For Existing Small Businesses:
Considering you’re already set up and ready to go, you don’t have to spend any more money on establishing yourself. Your objective is a little different and involves two steps.
Step 1: Assessment
Take a second look at your business. Evaluate everything from shades, fonts, styles, wording, etc. to see where you can make tweaks. The smallest tweaks can make the biggest difference. If you’re lucky enough to have some design-savvy friends or even a creative type whose style you agree with, reach out and see if they can give you their thoughts.
While you’re assessing, check to see if your content factors in trends, SEO, with original ideas.
Step 2: Engagement
It might not cost you dollars, but it’s going to cost you time. Unfortunately for you, there’s no way around it. You absolutely have to engage your audience through social media. Do this by posting great content and always responding to comments. Answer questions and go a step further by asking them. Pitch quizzes, contests and polls to draw in more people. Take the time to also listen to what people are saying and craft your content and business around that dialogue or those needs. It’s easy to spend the whole day on your social media network, curating content and researching new finds. That’s ideally what you’d have a content manager and/or curator for. For now, you’re both. Keep a social schedule to determine when you’ll engage, research and for how long. Modest figures range from curating early mornings for an hour and at least once a day for engagement. Ideally, you’ll be engaging you audience morning, noon and around 5 – all of which are peak times. If you’re wondering what engagement has to do with marketing, know that the more you engage, the more you market yourself and become a trusted source to others.

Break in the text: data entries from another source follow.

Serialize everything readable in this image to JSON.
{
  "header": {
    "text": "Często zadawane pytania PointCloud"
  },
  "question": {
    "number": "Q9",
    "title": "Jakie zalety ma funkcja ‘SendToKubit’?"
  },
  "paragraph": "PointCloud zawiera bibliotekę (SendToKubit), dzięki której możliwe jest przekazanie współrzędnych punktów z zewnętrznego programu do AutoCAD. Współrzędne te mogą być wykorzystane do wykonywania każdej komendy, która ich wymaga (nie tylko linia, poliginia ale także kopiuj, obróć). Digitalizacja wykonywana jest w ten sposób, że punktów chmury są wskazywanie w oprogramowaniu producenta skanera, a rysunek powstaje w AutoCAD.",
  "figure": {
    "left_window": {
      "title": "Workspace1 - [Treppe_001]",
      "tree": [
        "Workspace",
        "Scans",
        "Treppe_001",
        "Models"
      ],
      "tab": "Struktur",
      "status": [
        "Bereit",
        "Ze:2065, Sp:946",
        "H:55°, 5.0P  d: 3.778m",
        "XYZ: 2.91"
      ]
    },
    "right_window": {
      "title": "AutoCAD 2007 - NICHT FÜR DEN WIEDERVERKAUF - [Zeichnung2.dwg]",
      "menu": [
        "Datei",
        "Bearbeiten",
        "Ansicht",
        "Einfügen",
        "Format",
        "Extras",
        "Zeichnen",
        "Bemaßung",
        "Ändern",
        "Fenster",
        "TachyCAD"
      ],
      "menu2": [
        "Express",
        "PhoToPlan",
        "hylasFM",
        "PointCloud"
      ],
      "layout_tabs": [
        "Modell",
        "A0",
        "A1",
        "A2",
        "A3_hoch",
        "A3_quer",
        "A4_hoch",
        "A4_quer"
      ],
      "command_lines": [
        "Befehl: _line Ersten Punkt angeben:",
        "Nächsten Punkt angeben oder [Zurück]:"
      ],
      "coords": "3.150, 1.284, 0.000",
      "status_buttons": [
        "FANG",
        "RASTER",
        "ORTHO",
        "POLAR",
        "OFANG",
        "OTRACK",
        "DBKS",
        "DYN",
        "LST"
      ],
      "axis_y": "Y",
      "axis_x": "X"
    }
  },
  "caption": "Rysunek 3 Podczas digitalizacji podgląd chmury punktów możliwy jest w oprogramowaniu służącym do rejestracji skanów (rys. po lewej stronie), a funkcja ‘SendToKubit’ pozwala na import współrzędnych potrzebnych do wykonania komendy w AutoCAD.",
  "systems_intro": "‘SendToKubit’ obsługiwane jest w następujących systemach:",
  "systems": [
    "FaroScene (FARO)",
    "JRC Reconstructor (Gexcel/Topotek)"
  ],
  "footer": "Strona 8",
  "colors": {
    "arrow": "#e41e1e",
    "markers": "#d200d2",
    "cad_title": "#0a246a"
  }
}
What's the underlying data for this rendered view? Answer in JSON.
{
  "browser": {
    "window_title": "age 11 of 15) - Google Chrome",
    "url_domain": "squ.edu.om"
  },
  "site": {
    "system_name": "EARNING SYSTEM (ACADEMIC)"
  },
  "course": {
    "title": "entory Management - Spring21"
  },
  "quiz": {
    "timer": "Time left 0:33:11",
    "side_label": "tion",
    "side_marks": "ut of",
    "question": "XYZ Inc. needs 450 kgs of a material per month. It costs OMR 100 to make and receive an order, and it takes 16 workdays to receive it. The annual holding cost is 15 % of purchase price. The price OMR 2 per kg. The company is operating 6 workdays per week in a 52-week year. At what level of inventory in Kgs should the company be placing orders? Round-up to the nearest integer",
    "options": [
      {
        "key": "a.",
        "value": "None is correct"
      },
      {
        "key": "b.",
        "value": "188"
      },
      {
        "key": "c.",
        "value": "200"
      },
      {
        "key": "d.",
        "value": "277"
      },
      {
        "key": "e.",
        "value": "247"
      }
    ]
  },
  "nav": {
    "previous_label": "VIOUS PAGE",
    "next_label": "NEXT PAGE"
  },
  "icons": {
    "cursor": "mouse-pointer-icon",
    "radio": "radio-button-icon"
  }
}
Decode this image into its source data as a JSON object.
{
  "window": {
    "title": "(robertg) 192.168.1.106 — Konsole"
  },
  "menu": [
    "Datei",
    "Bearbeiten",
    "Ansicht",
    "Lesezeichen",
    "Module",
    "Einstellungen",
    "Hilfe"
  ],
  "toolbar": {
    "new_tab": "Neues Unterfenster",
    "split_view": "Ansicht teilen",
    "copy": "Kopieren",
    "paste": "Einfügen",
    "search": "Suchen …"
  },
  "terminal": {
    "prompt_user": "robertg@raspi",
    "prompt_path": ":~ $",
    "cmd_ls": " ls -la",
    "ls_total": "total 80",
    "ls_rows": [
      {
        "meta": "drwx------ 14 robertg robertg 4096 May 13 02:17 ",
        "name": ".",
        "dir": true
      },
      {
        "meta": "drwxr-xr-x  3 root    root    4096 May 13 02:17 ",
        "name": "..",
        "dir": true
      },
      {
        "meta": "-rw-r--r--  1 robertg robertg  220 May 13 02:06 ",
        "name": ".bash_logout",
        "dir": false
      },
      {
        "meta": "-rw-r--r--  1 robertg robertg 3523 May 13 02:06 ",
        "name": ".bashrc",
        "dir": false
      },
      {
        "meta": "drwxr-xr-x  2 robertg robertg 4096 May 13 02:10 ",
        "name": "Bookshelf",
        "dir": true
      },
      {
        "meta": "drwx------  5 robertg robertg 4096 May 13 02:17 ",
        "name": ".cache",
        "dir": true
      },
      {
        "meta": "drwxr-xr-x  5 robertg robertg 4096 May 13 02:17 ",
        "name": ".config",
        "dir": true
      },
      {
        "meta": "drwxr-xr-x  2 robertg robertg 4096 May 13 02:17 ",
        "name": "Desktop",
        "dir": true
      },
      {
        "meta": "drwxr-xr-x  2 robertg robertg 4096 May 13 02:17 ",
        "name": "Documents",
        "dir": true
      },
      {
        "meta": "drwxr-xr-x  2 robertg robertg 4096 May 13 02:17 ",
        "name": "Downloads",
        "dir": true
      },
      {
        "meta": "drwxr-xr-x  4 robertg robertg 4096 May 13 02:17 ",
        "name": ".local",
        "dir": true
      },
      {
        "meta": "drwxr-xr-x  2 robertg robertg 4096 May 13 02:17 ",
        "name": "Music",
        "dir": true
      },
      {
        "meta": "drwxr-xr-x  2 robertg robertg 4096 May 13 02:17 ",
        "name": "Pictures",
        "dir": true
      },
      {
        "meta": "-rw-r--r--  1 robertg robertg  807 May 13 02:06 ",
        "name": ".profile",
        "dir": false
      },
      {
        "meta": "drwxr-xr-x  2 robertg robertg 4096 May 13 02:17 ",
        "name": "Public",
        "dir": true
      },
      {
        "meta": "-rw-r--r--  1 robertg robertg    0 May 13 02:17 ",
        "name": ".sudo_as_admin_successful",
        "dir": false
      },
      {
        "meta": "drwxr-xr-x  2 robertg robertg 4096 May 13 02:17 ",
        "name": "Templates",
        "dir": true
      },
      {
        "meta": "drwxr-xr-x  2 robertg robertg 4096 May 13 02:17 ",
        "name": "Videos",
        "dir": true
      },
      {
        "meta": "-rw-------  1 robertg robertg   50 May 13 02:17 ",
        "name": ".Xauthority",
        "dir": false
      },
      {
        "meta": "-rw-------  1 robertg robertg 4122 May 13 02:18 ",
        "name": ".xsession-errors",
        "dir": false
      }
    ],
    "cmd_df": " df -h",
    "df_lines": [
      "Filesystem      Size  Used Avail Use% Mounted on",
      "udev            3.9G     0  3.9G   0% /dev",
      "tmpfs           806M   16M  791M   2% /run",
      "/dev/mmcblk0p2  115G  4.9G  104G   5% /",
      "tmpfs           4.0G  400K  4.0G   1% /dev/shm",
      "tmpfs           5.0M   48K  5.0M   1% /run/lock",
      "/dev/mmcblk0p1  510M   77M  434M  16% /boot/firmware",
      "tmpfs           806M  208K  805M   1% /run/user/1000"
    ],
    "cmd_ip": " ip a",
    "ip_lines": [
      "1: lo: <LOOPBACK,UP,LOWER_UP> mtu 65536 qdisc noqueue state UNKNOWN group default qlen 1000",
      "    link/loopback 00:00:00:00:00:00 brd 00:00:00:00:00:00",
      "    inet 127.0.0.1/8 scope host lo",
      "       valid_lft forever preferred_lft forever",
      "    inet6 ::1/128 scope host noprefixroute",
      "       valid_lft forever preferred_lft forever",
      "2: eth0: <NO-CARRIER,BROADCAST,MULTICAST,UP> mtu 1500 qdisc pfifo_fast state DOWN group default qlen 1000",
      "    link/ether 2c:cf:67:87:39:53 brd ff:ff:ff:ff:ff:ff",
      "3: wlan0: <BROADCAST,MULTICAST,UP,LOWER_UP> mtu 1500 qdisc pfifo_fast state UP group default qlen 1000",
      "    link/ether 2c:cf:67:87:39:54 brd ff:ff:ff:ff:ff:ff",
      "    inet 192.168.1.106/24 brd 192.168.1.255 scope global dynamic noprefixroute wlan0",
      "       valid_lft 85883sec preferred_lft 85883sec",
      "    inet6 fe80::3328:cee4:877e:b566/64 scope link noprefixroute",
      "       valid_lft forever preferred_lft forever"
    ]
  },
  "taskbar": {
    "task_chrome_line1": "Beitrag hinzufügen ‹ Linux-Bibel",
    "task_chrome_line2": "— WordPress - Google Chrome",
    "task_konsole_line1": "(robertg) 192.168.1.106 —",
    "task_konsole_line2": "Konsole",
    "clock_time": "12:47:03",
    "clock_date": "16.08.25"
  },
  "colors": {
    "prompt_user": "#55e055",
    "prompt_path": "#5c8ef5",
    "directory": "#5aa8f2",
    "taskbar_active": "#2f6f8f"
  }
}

What corners to cut and how to go about getting the most out of your time will depend largely on your industry. Take a few days to conduct some market research. Start by looking at other similar business and see what they’re doing. How successful are they? Where are they focusing most of their time and energy?
Particularly if you’re a regional business, you can look to local events, groups and get-togethers to see how you can make an impact and where you can get involved. Never underestimate the word-of-mouth power of a community.